Vor 28 Jahren 1991 fand der erste Frauenstreik landesweit statt,
am 14.Juni 2019 war es wieder soweit. Warum musste man nicht fragen… Der immer noch tiefere Lohn bei gleicher Arbeit im Verhältnis zu Männern, die fehlenden Kitaplätze, die zu geringe Prozentzahl weiblicher Politikerinnen, die fehlende Präsenz von Frauen in der Chefetage, das alles hatte sich wenig bis nicht verändert. Und so marschierten die Frauen wieder los, bunt und vielfältig, jung, jünger und älter, Kind und Kegel, teilweise trauten sich auch Männer an den Umzug. Ob es endlich etwas nützt?
Der öffentliche Druck auf der Strasse sollte Unternehmen und Politik doch Beine machen. Selten finden Meldungen aus der Schweiz den Weg in die internationale Presse oder TV-Stationen. Am 14. Juni 2019 brachte CNN einen Bericht über die streikenden Frauen in der Schweiz, dass sie immer noch nicht gleichberechtigt seien. Auch u.a. das ZDF zeigte einen Ausschnitt und erwähnte, dass erst 1990 das Appenzell auf Befehl der Regierung das Frauenstimmrecht einführte. Irgendwie steht die moderne Schweiz da doch ganz schön mit abgesägten Hosen da…. Gleichgültigkeit, Arroganz und Bequemlichkeit sind eben keine guten Ratgeber. Gleichwohl fordern die Jungfreisinnigen ein erhöhtes Rentenalter für alle von 66 Jahren! Das ist einfallslos, das Defizit in der Rentenkasse zu bekämpfen, es ginge viel einfacher und wirksamer: Flexibilisierung des Rentenalters ab 65 ohne Begrenzung (auf freiwilliger Basis, wer arbeiten will, soll es können, aber nicht müssen, auch das füllt die AHV-Kasse nachhaltig), 20 Prozent der exorbitanten Gewinne der Nationalbank jährlich an die AHV abführen, Kapitalgewinnabgaben, Erbsteuer ab 20 Millionen, ein Prozent Mehrwertsteuer. Alles ohne Erhöhung des Rentenalters auf 66!

 

Was glauben Sie, wer hat das Sagen in dieser Welt? Wer ist am Mächtigsten? Richtig, die Natur. Sie zeigt uns unsere Grenzen und oft auch unsere Ohnmacht. Erdbeben, Vulkanausbrüche, Überschwemmungen, Hitzeperioden, Dürre. Hat es immer gegeben, nur die rasche Abfolge von Katastrophen ist gestiegen. Den Klimawandel zu leugnen, ist unvernünftig und politisch nicht vertretbar. Denn es liegen grosse Chancen und Arbeitsplätze im Umweltschutz, Umdenken tut not!

 

Der Rahmenvertrag mit der EU – eine Mission impossible?

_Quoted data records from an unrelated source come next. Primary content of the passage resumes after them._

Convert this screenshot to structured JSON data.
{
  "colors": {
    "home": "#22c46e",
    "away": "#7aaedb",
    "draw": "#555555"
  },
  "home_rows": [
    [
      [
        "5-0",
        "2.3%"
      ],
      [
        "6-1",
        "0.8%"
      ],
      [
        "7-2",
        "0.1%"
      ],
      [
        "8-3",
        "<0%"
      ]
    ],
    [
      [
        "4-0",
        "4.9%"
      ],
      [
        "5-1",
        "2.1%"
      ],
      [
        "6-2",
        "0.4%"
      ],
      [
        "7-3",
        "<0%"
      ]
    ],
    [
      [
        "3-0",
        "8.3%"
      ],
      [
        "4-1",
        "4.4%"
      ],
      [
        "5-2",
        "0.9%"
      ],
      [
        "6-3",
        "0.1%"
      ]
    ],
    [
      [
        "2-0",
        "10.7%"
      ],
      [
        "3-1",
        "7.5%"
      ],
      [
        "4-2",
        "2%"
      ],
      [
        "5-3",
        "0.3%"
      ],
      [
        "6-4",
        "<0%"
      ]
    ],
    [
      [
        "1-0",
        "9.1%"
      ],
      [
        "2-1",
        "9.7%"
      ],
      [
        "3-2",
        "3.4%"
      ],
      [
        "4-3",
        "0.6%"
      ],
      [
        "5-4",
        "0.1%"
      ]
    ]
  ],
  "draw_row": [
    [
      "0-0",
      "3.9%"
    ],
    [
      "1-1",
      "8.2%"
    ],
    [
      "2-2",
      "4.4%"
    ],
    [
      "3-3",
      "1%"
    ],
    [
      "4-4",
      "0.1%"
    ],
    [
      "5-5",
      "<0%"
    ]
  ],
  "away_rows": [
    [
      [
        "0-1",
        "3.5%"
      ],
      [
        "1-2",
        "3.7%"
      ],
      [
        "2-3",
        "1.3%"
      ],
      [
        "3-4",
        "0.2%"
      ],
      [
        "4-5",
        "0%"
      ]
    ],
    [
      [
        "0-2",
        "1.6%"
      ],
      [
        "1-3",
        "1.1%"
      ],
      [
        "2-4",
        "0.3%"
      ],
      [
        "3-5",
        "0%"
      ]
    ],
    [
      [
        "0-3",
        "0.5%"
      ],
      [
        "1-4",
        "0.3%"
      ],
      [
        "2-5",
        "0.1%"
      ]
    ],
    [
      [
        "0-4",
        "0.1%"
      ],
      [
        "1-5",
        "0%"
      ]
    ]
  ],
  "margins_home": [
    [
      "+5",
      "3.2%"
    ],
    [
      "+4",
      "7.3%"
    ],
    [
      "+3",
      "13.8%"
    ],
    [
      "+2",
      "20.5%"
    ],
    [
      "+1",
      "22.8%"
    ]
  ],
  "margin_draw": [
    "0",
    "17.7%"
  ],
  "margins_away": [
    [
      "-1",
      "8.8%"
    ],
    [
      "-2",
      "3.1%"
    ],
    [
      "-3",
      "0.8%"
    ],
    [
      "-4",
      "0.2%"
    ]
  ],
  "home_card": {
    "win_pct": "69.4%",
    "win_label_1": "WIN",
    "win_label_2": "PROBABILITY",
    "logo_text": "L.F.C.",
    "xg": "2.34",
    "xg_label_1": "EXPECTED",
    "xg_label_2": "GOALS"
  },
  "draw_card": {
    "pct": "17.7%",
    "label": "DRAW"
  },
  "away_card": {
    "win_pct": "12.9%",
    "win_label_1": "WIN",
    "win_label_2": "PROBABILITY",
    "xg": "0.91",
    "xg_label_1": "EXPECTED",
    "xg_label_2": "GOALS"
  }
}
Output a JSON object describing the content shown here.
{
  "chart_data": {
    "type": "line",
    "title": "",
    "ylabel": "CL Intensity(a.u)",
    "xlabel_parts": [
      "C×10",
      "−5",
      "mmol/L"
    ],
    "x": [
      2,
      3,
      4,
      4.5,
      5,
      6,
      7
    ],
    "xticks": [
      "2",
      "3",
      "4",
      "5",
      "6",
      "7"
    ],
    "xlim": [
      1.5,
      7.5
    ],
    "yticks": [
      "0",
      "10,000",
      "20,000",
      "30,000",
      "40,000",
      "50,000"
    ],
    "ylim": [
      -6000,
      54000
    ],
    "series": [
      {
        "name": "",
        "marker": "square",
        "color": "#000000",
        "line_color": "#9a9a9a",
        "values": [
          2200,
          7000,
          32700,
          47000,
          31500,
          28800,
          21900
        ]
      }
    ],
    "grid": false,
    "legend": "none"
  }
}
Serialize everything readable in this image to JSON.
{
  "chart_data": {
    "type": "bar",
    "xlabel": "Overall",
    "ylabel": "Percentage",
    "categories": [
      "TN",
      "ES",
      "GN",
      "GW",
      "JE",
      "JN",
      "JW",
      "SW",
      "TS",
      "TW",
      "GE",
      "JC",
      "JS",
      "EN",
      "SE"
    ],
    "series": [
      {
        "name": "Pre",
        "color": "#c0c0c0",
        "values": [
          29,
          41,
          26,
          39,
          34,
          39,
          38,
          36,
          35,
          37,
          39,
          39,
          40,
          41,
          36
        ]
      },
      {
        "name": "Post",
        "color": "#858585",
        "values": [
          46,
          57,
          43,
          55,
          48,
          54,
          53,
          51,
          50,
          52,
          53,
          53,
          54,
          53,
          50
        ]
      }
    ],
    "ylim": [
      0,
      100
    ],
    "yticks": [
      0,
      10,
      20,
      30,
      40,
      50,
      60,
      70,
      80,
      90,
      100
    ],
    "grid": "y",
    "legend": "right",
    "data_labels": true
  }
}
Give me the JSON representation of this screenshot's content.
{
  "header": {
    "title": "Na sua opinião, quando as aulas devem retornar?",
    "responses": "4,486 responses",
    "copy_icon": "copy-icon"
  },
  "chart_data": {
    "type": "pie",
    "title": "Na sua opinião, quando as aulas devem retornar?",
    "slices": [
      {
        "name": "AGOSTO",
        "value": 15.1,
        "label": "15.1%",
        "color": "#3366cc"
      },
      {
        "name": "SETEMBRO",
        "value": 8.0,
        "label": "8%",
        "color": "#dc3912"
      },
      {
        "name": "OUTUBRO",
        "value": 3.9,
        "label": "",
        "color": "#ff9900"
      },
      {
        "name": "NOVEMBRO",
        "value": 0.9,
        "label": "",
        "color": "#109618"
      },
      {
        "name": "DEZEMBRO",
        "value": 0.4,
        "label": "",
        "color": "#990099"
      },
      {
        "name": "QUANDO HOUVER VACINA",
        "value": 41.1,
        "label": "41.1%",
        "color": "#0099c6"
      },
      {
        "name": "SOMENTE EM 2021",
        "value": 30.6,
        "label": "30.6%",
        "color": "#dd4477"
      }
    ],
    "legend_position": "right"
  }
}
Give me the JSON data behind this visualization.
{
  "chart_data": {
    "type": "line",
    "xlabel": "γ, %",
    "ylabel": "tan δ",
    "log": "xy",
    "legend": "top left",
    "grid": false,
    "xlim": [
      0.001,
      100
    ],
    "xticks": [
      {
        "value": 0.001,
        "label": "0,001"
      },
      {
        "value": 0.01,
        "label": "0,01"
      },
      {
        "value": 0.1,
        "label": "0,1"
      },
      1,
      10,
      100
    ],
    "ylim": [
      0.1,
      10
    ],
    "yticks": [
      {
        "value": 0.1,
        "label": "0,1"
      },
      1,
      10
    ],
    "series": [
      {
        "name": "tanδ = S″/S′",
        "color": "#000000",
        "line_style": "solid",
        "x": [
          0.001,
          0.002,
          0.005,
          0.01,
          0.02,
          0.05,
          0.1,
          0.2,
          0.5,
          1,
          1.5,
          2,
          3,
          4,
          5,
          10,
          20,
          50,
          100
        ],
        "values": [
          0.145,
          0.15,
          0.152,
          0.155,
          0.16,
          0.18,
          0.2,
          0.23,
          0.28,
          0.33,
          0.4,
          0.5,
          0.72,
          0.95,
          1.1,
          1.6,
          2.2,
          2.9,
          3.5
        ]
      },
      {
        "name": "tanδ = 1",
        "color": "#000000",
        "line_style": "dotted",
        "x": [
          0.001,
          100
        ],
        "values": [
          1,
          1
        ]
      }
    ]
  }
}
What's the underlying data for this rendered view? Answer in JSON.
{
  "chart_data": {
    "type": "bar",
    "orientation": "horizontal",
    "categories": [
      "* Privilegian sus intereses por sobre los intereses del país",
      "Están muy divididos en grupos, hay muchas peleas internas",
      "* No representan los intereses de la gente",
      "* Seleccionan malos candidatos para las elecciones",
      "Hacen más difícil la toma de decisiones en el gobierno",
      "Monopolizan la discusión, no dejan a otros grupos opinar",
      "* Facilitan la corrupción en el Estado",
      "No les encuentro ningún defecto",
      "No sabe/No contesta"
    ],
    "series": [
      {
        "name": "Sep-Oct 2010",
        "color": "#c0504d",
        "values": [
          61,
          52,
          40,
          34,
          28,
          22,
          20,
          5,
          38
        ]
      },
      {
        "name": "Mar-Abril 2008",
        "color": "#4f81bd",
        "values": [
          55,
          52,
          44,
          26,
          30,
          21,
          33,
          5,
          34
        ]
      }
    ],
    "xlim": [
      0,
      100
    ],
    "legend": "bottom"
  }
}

Handel und Tourismus sind bedeutende Grundpfeiler der Schweiz. Ohne Vertrag keine Handelsbeziehungen mit dem grössten europäischen Binnenmarkt der EU von 500 Millionen Menschen (Handelsvolumen der Schweiz 1.8 Milliarden täglich). Ohne Tourismus kein Einkommen, vor allem für Bergregionen.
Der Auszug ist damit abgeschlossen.